Regardless of which side they're on in the great conflict, for many of the series' established characters the events of A Storm of Swords are dark ones. Jaime's brother Tyrion remains a point of view character, and in addition to the disfigurement he suffered at the end of the previous book, he has to deal with his father's return to the city, displacing Tyrion from his powerful position as the Hand of the King. Uglier than ever, and unappreciated for his contributions to the successful defense of the city, Tyrion finds his situation going from bad to worse as the novel progresses.
Mother to one of the other contenders for the throne, Catelyn Stark has her own troubles as the novel opens: a dying father, worry over her son's fate in battle, and guilt over her secret release of Jaime Lannister in the hope of recovering her daughters. When Robb returns, he brings news that makes the desperate situation of House Stark even worse. The youthful King in the North has won every battle, and yet finds himself in danger of losing the war.
Separated by distance from the intrigues of southern Westeros, Jon Snow and Daenerys Targaryen continue their isolated storylines. Jon is posing as one of the wildlings to bring information about their intentions back to his brothers on the Night's Watch, but he discovers that keeping to his vows while posing as a spy may not be as easy as he had believed. The unusual ethics and (sometimes literally) larger-than-life behavior of the wildlings enriches the astonishingly deep milieu of the series yet further. As does Slaver's Bay, the region in which Daenerys arrives early in the book. In need of an army, she considers buying the fiercely loyal, viciously trained troops known as the Unsullied from the slave city Astapor.

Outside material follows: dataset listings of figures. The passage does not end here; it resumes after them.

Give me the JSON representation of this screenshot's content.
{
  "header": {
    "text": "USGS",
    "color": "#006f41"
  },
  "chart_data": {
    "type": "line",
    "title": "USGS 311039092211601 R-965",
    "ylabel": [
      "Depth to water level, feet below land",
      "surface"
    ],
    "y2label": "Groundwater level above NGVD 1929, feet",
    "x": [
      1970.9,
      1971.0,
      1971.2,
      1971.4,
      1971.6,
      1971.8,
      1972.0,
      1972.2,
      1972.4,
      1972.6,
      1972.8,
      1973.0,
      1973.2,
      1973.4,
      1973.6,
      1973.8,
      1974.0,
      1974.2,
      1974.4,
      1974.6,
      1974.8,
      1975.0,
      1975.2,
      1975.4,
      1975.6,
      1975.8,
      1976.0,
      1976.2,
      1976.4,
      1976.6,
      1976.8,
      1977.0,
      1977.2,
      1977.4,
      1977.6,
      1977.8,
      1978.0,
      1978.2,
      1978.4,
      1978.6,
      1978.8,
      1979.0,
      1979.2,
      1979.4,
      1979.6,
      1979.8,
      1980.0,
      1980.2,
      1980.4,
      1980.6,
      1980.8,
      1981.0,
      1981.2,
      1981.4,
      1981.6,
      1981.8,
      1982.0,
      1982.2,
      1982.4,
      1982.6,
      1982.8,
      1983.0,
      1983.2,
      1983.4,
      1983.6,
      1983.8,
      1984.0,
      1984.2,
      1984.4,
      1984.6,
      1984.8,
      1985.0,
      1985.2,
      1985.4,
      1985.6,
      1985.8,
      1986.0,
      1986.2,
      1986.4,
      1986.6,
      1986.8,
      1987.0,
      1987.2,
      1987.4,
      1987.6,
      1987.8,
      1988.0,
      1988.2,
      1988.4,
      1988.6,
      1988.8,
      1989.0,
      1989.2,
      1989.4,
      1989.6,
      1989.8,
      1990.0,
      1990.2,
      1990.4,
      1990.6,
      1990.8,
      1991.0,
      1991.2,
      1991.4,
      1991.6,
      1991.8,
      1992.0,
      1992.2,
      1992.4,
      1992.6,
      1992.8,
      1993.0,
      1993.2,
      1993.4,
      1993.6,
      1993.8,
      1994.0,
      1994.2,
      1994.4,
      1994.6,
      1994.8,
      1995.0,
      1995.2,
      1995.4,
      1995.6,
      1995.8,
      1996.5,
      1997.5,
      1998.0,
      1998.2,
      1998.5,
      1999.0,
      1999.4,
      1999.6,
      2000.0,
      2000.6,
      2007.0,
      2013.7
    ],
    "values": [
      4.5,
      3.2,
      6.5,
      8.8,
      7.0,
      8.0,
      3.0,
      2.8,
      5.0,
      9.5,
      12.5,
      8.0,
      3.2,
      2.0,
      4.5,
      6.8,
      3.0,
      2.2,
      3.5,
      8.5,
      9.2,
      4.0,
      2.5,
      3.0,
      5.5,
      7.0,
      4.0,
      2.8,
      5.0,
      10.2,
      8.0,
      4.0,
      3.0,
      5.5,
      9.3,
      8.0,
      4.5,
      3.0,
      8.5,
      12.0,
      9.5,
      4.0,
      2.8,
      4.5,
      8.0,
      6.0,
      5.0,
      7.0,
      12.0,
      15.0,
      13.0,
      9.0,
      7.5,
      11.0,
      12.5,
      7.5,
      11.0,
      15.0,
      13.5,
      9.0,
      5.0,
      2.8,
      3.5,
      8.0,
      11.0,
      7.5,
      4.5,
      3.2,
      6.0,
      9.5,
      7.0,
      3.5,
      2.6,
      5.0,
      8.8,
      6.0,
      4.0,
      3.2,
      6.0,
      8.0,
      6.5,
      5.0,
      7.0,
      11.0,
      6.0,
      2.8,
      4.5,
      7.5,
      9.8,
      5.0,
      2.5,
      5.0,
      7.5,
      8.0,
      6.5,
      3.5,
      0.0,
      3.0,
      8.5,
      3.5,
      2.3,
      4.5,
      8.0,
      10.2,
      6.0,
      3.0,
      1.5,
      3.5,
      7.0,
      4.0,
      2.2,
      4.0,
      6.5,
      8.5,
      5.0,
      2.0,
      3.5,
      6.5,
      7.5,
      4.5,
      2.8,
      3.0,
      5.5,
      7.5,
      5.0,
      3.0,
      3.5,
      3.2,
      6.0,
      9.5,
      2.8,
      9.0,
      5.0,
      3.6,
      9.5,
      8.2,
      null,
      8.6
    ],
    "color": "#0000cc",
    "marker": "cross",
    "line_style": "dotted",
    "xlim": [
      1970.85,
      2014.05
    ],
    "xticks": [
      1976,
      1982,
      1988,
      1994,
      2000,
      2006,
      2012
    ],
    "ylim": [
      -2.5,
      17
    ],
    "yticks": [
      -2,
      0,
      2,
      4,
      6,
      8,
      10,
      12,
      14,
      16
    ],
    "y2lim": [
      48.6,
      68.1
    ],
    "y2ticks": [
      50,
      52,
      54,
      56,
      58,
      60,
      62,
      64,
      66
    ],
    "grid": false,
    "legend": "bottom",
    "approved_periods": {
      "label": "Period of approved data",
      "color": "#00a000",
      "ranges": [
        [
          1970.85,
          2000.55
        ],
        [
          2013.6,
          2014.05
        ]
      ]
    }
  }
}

But such a purchase demands a high price, and the young queen's way of paying it may bring her more trouble than triumph.
All these storylines, and several others, evolve toward a major turning point, the end of the first movement in George R. R. Martin's very long story and the beginning of the second. The last third of the novel is so loaded with vivid sequences and jaw-dropping developments that my other complaints come to seem like quibbling. I do believe that A Storm of Swords is the least of the first five books in A Song of Ice and Fire, but that simply means it's the weakest length in a remarkably strong chain.